Shooting the French MAS38 Full-Auto
Sometimes even the busiest days are pretty fun. We are finishing the July issue of American Rifleman after coming off an intense week of filming the third quarter of “American Rifleman Television.” We on the magazine staff already have full-time jobs, but we put in some pretty intense weeks on television production. But sometimes there is a lot of fun buried in that intensity.
One of the guns we are doing this season for “I Have This Old Gun” is the MAS38 submachine gun. Adopted by the French in 1938, development began in 1935 as part of a small arms modernization program. Instead of introducing a new caliber into its logistics chain, the French decided to chamber the gun in the anemic 7.65 mm French Long cartridge. Now, this decision was made by the same geniuses that turned down the Browning Grand Puissance pistol—you may know it as the Hi Power—in favor of an indigenous design.
The MAS38 is an open-bolt, wood-stocked, straight blowback, with a square receiver and a downward sloping barrel that looks like it was run over by a German Panzer. I imagine quite few had been in 1940, but the French really meant it to look—and point—that way. The gun looks awkward, until you get it in your hands. Ergonomically, it is quite good. And it is very controllable, thanks to its anemic chambering.

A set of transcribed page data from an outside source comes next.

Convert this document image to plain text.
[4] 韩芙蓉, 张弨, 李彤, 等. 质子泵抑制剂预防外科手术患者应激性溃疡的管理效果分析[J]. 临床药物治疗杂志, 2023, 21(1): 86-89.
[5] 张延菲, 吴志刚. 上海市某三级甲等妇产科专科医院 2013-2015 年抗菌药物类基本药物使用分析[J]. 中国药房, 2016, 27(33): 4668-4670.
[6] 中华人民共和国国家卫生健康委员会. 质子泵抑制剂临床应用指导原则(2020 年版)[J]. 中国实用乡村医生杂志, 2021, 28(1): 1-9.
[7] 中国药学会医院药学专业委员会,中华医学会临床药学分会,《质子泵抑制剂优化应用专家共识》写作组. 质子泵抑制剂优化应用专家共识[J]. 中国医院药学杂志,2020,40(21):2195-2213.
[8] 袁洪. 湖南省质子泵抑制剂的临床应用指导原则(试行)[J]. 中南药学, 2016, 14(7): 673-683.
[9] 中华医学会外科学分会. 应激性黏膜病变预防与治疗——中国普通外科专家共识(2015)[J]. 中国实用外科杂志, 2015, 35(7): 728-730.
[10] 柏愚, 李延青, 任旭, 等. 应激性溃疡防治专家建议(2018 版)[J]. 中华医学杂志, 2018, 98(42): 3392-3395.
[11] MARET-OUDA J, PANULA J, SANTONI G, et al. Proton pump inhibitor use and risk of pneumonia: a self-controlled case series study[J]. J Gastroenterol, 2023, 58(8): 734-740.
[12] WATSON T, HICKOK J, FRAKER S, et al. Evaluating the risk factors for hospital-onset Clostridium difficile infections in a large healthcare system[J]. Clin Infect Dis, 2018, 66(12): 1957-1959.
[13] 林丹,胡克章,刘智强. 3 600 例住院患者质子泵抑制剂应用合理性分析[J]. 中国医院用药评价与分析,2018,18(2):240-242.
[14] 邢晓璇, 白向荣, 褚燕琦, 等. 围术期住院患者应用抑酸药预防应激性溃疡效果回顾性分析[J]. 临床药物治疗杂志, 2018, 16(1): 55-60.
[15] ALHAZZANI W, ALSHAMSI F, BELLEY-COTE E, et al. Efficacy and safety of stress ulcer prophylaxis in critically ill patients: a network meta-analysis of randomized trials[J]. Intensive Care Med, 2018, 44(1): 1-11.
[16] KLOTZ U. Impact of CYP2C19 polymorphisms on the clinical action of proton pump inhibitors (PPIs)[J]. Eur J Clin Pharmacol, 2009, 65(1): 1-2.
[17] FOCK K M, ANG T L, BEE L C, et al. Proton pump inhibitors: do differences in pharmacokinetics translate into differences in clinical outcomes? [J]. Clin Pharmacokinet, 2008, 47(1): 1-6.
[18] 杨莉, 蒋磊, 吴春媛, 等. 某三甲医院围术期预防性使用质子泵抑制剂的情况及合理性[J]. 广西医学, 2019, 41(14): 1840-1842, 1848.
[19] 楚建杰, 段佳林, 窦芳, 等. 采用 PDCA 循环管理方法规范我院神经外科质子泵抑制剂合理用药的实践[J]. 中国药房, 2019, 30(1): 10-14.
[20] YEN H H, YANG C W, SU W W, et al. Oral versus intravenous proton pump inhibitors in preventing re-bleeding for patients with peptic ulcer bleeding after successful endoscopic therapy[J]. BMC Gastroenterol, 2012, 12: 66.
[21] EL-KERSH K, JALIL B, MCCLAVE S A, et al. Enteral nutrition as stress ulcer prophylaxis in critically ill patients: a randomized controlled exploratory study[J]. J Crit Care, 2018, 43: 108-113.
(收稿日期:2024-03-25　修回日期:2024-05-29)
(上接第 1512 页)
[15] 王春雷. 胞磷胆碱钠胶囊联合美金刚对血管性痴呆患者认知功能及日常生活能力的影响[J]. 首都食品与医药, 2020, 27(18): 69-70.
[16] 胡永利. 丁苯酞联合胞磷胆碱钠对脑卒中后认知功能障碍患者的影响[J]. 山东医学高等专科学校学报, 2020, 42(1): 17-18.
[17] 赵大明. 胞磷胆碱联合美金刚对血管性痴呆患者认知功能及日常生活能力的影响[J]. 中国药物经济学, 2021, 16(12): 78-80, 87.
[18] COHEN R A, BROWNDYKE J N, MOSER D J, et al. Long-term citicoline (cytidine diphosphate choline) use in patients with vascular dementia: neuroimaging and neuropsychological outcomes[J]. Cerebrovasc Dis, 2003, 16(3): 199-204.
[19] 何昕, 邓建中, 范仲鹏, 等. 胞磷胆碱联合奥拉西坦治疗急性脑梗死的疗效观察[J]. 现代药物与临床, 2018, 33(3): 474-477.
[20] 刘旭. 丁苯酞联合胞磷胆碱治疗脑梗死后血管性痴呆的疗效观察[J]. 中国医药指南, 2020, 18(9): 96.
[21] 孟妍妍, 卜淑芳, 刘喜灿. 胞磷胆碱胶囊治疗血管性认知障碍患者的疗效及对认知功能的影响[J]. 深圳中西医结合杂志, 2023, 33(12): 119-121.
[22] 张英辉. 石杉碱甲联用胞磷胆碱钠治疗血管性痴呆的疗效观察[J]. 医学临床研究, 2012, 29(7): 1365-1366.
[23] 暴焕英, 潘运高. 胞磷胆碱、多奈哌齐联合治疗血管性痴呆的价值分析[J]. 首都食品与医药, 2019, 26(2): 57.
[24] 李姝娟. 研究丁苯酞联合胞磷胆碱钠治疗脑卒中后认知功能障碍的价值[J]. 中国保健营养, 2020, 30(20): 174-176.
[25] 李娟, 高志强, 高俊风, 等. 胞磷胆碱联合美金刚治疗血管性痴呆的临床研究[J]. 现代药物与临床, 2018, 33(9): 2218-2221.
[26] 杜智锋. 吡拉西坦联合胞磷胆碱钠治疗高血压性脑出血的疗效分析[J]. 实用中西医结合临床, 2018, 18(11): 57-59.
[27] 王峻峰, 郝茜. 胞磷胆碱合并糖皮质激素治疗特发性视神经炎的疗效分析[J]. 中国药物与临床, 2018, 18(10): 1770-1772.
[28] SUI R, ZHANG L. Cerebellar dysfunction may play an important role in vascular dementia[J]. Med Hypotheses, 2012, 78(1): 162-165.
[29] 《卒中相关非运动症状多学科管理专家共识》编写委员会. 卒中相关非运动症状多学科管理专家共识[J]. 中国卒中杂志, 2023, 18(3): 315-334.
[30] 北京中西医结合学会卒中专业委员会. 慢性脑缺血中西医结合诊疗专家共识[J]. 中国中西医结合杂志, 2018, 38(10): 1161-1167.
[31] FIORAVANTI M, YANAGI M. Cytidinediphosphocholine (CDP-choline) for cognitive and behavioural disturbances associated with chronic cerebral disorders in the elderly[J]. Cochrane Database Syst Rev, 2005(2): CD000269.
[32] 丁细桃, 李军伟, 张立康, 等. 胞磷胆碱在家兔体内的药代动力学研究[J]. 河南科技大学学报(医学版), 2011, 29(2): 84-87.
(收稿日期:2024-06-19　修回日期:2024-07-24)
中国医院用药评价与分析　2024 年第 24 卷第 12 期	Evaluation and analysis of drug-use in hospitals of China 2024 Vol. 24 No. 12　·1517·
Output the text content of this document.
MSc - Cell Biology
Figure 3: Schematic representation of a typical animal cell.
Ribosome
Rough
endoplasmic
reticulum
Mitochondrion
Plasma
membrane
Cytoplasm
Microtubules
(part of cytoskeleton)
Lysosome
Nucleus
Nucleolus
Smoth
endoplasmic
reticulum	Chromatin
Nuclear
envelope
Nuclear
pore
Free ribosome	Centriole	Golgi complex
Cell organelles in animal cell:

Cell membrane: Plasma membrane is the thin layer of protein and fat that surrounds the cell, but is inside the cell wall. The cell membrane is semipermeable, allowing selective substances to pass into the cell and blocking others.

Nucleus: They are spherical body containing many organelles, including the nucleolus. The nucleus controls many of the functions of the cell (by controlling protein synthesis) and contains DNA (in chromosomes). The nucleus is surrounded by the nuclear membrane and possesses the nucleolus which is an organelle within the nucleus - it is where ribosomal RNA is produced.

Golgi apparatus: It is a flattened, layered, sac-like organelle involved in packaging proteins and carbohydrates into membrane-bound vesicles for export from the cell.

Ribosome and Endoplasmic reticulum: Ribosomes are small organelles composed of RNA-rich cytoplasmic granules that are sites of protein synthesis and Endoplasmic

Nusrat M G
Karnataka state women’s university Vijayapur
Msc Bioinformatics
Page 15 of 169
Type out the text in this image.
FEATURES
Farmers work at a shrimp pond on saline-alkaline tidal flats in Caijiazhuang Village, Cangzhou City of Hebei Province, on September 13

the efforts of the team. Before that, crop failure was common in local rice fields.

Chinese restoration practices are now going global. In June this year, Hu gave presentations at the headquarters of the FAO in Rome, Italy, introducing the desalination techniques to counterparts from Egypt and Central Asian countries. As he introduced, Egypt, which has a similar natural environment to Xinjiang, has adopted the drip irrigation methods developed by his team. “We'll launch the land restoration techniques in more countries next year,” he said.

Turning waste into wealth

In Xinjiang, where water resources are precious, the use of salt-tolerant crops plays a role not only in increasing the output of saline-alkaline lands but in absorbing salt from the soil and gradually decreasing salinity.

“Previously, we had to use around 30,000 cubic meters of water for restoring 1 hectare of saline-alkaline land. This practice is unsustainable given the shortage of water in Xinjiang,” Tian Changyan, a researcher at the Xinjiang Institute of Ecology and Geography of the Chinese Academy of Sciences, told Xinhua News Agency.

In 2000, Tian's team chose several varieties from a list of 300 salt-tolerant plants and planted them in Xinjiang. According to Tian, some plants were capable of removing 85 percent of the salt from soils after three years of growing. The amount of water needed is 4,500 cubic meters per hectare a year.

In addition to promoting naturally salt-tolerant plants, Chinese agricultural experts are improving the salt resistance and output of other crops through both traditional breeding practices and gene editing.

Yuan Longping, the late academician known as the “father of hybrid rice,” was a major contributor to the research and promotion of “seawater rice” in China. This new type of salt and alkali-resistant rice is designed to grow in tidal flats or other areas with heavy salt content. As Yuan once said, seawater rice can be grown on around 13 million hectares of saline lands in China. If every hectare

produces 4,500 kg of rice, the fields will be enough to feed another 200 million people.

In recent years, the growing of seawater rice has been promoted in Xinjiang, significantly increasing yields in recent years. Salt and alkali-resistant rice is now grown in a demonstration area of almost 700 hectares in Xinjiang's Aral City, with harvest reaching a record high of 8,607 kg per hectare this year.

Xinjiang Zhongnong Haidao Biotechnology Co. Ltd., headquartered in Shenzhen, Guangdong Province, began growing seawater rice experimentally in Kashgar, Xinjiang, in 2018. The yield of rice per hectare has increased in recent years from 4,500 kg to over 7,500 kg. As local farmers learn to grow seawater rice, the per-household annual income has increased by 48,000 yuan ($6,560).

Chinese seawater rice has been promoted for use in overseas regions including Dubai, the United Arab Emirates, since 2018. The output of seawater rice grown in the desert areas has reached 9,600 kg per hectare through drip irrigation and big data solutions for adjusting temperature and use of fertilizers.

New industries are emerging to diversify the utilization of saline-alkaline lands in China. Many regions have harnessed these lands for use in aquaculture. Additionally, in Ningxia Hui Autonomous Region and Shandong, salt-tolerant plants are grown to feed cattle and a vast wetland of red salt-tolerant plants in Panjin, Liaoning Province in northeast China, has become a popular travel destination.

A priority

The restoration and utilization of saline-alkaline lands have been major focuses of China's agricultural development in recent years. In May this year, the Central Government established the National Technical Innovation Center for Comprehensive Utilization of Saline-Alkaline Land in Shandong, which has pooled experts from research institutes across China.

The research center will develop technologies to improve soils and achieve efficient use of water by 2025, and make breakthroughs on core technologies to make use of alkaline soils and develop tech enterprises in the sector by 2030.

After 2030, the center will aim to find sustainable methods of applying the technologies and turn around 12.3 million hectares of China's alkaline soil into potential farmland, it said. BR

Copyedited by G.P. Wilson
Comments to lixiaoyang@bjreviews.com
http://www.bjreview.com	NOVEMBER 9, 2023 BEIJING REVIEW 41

The National Firearms Museum (if you have never been, you need to visit it) has had this gun in its collection for some time, and I have had my eye on it for years. They had never shot it. The problem was ammunition. Where do you get 7.65 mm French Long in quantities sufficient to stoke a submachine gun?
You have to know a guy. Kurt Wolff from U.S. Armament makes Gardner and Bulldog Gatling Guns for fun and profit, and even makes Gatlings for Colt when not scrounging ammo for me. I saw Kurt at the NRA Annual Meetings in St. Louis and he was kind enough to find a box or two for us to use for the TV show. And then I rooted around in our ammo room and came up with another dusty box of Old Western Scrounger brand. If the Museum lets us shoot its Pedersen Device, I can use the brass to make handloads.
We seriously didn’t even know if the gun would work, as the museum staff had never fired it either. As we were filming the interview portion of “Rifleman Reviews,” NRA Publications Armorer Christopher Olsen (the hardest worker on staff that week) slipped into the NRA Test range with the MAS38 and eight rounds of the precious ammo. Better to find out then and there that it doesn’t work, right? That way, we could schedule interviews on a different gun that worked if we had to make a change.
It did work for Christopher, so I got to insert a magazine, flip up and aim the offset sights (they are flush mounted on the left side; I guess eye dominance wasn’t something the French ordnance department determined to take seriously in the 1930s). The rear sight has two leaves that fold flat, so if you don’t know they are there, well, you are point shooting. Set at 50 meters, I went to town.
I am happy to report the gun worked just fine, better than fine, actually, both on the test and for the camera. You can see the video of me test firing it, as well as Christopher having some fun at the end of production. He needed a little fun.